Eighth Doctor audio: Storm Warning )

Eighth Doctor audio: Sword of Orion )

strange_complex: (TARDIS)
BBC webcast version here; info about the original interrupted production here; Wikipedia page here.

This doesn't fit under my 'books read 2007' tag or my 'films watched 2007' tag, but I'm going to blog it anyway so that I can remember what I thought of it. The CD was a much-appreciated birthday present from [livejournal.com profile] hollyione, and I listened to it on the canal on my mp3 player.

As far as I remember, this is my first experience with a Doctor Who audio CD, though I've seen a couple of web-casts before. It's therefore also my first experience of Paul McGann's Doctor other than the movie, and you know what? I was pleasantly surprised. I didn't hate him in the movie, actually - it was rather things like Eric Roberts' ridiculous Master that grated there. But it wasn't really enough to judge his performance on properly. Here, in the context of an audio drama, he gets a decent, regular Doctor Who script to work with - and he does it very well. He reminded me of a sort of cross between Five and Six, with Five's youthful derring-do and Six's slight smugness.
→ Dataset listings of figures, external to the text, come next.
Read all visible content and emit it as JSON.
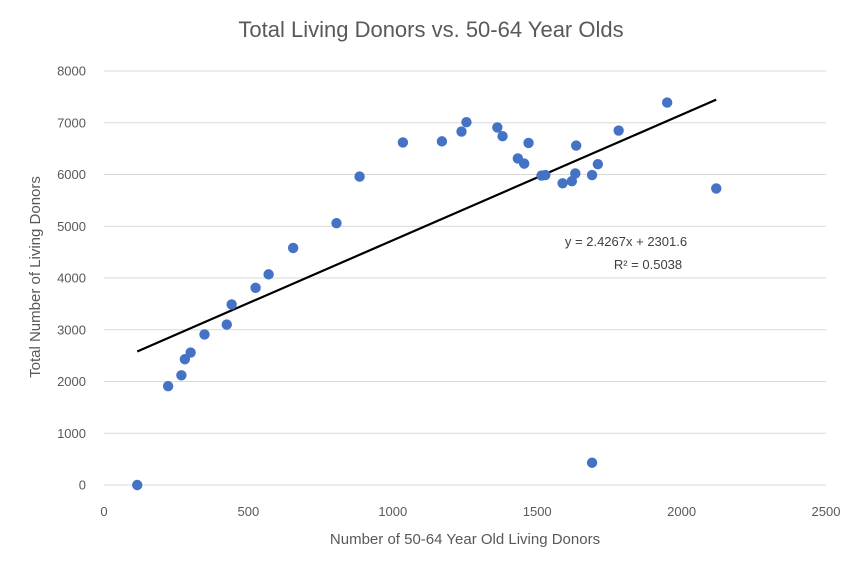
{
  "chart_data": {
    "type": "scatter",
    "title": "Total Living Donors vs. 50-64 Year Olds",
    "xlabel": "Number of 50-64 Year Old Living Donors",
    "ylabel": "Total Number of Living Donors",
    "xlim": [
      0,
      2500
    ],
    "ylim": [
      0,
      8000
    ],
    "x_ticks": [
      "0",
      "500",
      "1000",
      "1500",
      "2000",
      "2500"
    ],
    "y_ticks": [
      "0",
      "1000",
      "2000",
      "3000",
      "4000",
      "5000",
      "6000",
      "7000",
      "8000"
    ],
    "grid": "horizontal",
    "marker_color": "#4472c4",
    "trendline_color": "#000000",
    "trendline": {
      "slope": 2.4267,
      "intercept": 2301.6,
      "x_range": [
        115,
        2120
      ],
      "equation": "y = 2.4267x + 2301.6",
      "r_squared": "R² = 0.5038"
    },
    "points": [
      {
        "x": 115,
        "y": 0
      },
      {
        "x": 222,
        "y": 1910
      },
      {
        "x": 268,
        "y": 2120
      },
      {
        "x": 280,
        "y": 2430
      },
      {
        "x": 300,
        "y": 2560
      },
      {
        "x": 348,
        "y": 2910
      },
      {
        "x": 425,
        "y": 3100
      },
      {
        "x": 442,
        "y": 3490
      },
      {
        "x": 525,
        "y": 3810
      },
      {
        "x": 570,
        "y": 4070
      },
      {
        "x": 655,
        "y": 4580
      },
      {
        "x": 805,
        "y": 5060
      },
      {
        "x": 885,
        "y": 5960
      },
      {
        "x": 1035,
        "y": 6620
      },
      {
        "x": 1170,
        "y": 6640
      },
      {
        "x": 1238,
        "y": 6830
      },
      {
        "x": 1255,
        "y": 7010
      },
      {
        "x": 1362,
        "y": 6910
      },
      {
        "x": 1380,
        "y": 6740
      },
      {
        "x": 1433,
        "y": 6310
      },
      {
        "x": 1455,
        "y": 6210
      },
      {
        "x": 1470,
        "y": 6610
      },
      {
        "x": 1515,
        "y": 5980
      },
      {
        "x": 1528,
        "y": 5990
      },
      {
        "x": 1588,
        "y": 5830
      },
      {
        "x": 1620,
        "y": 5870
      },
      {
        "x": 1632,
        "y": 6020
      },
      {
        "x": 1635,
        "y": 6560
      },
      {
        "x": 1690,
        "y": 5990
      },
      {
        "x": 1690,
        "y": 430
      },
      {
        "x": 1710,
        "y": 6200
      },
      {
        "x": 1782,
        "y": 6850
      },
      {
        "x": 1950,
        "y": 7390
      },
      {
        "x": 2120,
        "y": 5730
      }
    ]
  }
}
Which doesn't sound entirely complimentary, actually, but I do mean it to be. What I'm trying to say is that he sounded like a proper Doctor, and I think I 'get' the people who are avid fans of his Eight now.

Of course the prime attraction of this particular story for me was the fact that it was written by Douglas Adams. Obviously, anyone who's read Dirk Gently's Holistic Detective Agency will recognise the character of Professor Chronotis, and there are a few other characteristically Adamsish elements, like conversations with over-logical ship's computers and someone being presented with a cup of liquid which is 'almost, but not quite, entirely unlike tea' from a vending machine.

On the whole, though, someone looking for more in the vein of Hitch-Hikers or Gently will be disappointed - Adams clearly wasn't trying to produce anything particularly innovative here, but merely to earn a living by writing a fit-for-purpose script. The best character, Chronotis, he quite rightly took and reused elsewhere, and indeed did better things with him in the process. As for the rest, it's a fairly standard Who script, with a kidnapped assistant (sorry, Romana - even though you're a Timelord, your sex apparently still condemns you to be feak and weeble), a megalomaniacal villain, some thuggish minions, a psychic battle and some cute shenanigans from K-9.

That said, it's pretty good Who, and I very much enjoyed curling up with it in my berth in the evenings. I'm certainly open to more audio plays, more of the Eighth Doctor, and more of Adams' Who scripts as a result.